The country is home to several large metallurgical plants and after receiving a bachelor’s degree in metallurgical engineering, Paco went to work in two of the plants. There she was involved in a number of different areas, including managing administrative and technological work as well as instructing and survey safety guidelines for employees.
For some that would have been a big enough accomplishment. But not for the 48-year-old Paco. After five years she married an engineer and moved back to Tirana. There she studied at the Academy of Public Order and became the first woman in Albania to finish the academy.
Soon she found herself a police officer and a professor at the academy. While at the academy she studied law and received a bachelor’s degree in legal studies. In addition to becoming a lawyer, she moved on from the police academy to Rinas International Airport in Tirana, where she became general directorate of customs. Her duties there included implementing safety rules and guidance for travelers as well as being a representative of the state in the court for legal problems with commercial entities.
Paco, however, wanted more and she saw greater opportunities in America. She noted while “Europe is beautiful, but not like the United States. The people who live here don’t understand what they have.” Paco further added that she likes America because it is a “free country who accepts every race and every kind of people.” Her husband works for DSE Inc. in Tampa and is preparing to go back to college for further studies in engineering. One son is going to St.

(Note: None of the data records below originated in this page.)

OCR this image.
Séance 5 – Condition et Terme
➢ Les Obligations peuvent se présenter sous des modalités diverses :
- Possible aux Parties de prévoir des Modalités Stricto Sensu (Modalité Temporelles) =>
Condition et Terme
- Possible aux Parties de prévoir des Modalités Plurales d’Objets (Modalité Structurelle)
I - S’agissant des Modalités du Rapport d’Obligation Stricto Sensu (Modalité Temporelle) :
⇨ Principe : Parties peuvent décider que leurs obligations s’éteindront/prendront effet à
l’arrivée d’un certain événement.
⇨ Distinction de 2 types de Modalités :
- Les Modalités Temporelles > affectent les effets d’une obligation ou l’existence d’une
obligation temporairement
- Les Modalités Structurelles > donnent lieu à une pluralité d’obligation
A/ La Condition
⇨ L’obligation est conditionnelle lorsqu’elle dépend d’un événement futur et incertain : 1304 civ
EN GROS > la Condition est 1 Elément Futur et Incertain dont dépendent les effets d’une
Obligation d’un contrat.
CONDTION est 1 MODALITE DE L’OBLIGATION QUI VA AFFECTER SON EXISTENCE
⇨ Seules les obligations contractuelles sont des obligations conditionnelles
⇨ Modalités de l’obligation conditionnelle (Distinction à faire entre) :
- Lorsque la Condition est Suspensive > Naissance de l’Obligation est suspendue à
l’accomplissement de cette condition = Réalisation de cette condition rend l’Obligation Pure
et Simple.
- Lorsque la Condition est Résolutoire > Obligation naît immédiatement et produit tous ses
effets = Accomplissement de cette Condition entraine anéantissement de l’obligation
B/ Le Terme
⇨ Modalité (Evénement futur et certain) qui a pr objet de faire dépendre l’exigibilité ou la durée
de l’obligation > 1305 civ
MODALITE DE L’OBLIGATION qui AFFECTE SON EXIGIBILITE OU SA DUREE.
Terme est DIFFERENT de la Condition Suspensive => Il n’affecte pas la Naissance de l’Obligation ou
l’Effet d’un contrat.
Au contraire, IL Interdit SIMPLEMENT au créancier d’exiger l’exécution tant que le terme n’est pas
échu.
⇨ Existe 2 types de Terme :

Petersburg College while the other is still in high school. Paco is taking classes at St. Petersburg College to prepare herself for the TOEFL (Test of English as a Foreign Language) exam. Her goal is to pursue a master’s degree.
According to Paco, volunteering is a good thing to do because “you can learn so many new things, and coming from another country, you can learn a different culture, how people think and do as well as learn new skills.” Like other volunteers in the criminal court records department Paco’s duties include office and clerical work, docketing and more.
Vanessa Pinckney, assistant manager of the Pinellas County Criminal Court Records Department, is Paco’s supervisor. She speaks highly of Paco, believing “the experience she brings to this organization, her background in the legal field and her experience as an attorney has been a great asset.” Pinckney also believes it’s been a win-win situation for both.
“She’s helping us out with her experience but we’re in turn helping her out by putting her in an area where she can utilize not only her skills and experience but also communicate and build a better understanding of the English language,” Pinckney said, adding that all volunteers help out tremendously in the clerk’s office and notes Ken Burke has wholeheartedly embraced the idea of VIPs.
Paco is a good example of the number of different people with different backgrounds that are in the Volunteers in Pinellas program. She is making a difference, not only for the county but for herself and her family as well.
Pinellas County volunteers can expect to make a difference in the life of their community, while exploring interests, sharing knowledge, assisting others and making friends.